Katherine MacCausland’s charming bouquet of vibrant Dahlias stand out against the richly textured, iridescent backdrop of pale blue, yellow and pink. Rendered in thick, impasted strokes, the jagged ruffles of the multi-petalled, sculptural flowers bring warmth and depth to the canvas. In glorious hues from white to pale pink and violet to magenta, burnished bronze and maroon with vibrant touches of yellow, the blooming cut flowers delightfully lead the eye across the composition to the rustic pitcher and decorative plate, whose pattern beautifully echoes the fiery flowers.

 

Charlotte Katherine MacCausland was born in Dublin in the mid-nineteenth century and belonged to a generation of Irish artists who left home to study in Paris. MacCausland is recorded as a student at the Académie Julian c.1885-88, in the ateliers of Carolus-Duran, Henner and Robert Fleury and from c.1887-89, in the atelier of Boulanger and Lefebvre.[1] She remained in France for the rest of her life, painting at several of the most popular artistic communities there including Marlotte, Pont-Aven, Concerneau and Grez-sur-Loing. Dr Julian Campbell describes MacCausland as ‘a long term resident at Grez-sur-Loing. She was painting at Lowestoft in England in 1883, and settled at Grez perhaps in c.1890, staying first at the Hôtel Chevillon, and later buying a house of her own. She was a close friend of American painter Francis Chadwick and his wife Emma, and it is possible that she lived with Chadwick for a while. She seems to have become well-known in the village, and was nicknamed ‘Miss Mac.’’[2] Campbell suggests it is likely at Grez that she met Roderic O’Conor (1860-1940) and his close friend, the Chicago artist, Guy Ferris Maynard (c.1856-1936), who became her long-term companion.

 

The majority of MacCausland’s known works are genre scenes or portraits of women and children which she exhibited at the Société des Artistes Français, the Société Nationale and the Salon des Independents in Paris, as well as at the Royal Society of British Artists, the Institute of Painters in Oil Colours, the Society of Women Artists, the New English Art Club and the Royal Academy in London.
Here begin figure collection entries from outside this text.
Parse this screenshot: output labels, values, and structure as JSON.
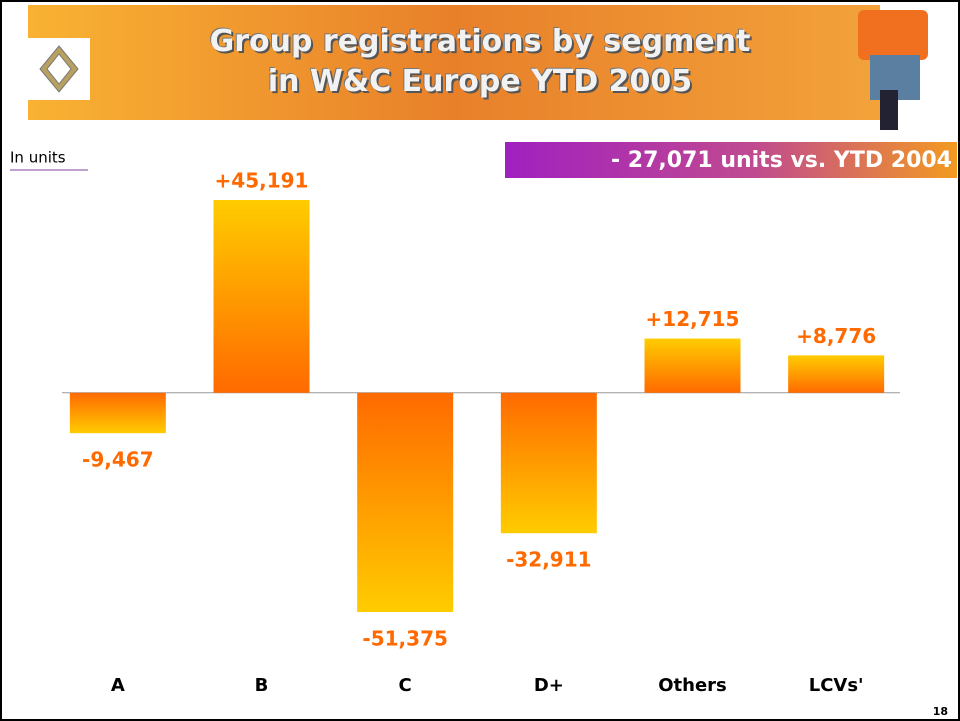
{
  "chart_data": {
    "type": "bar",
    "title": "Group registrations by segment\nin W&C Europe YTD 2005",
    "unit_label": "In units",
    "callout": "- 27,071 units vs. YTD 2004",
    "categories": [
      "A",
      "B",
      "C",
      "D+",
      "Others",
      "LCVs'"
    ],
    "values": [
      -9467,
      45191,
      -51375,
      -32911,
      12715,
      8776
    ],
    "value_labels": [
      "-9,467",
      "+45,191",
      "-51,375",
      "-32,911",
      "+12,715",
      "+8,776"
    ],
    "gradient": [
      "#ffcc00",
      "#ff6a00"
    ]
  },
  "page_number": "18"
}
Addresses given to the Royal Academy between 1886 and 1904, suggest MacCausland lived in London before moving to Paris and painted Fishing boat at Lowestoft (Town Hall, Bourron-Marlotte) in Suffolk in 1883.

 

Charles Filiger (1863-1928), to whom this painting was inscribed, was a French Symbolist painter associated with Paul Gauguin and the artists’ colony at Pont-Aven.

 

[1] Julian Campbell, ‘Irish Painters in Paris, 1868-1914’, Irish Arts Review Yearbook, 1995, Vol.11, p.163.

[2] Julian Campbell, The Irish Impressionists: Irish Artists in France and Belgium, 1850-1914, exh. cat., The National Gallery of Ireland, 1984, p.95.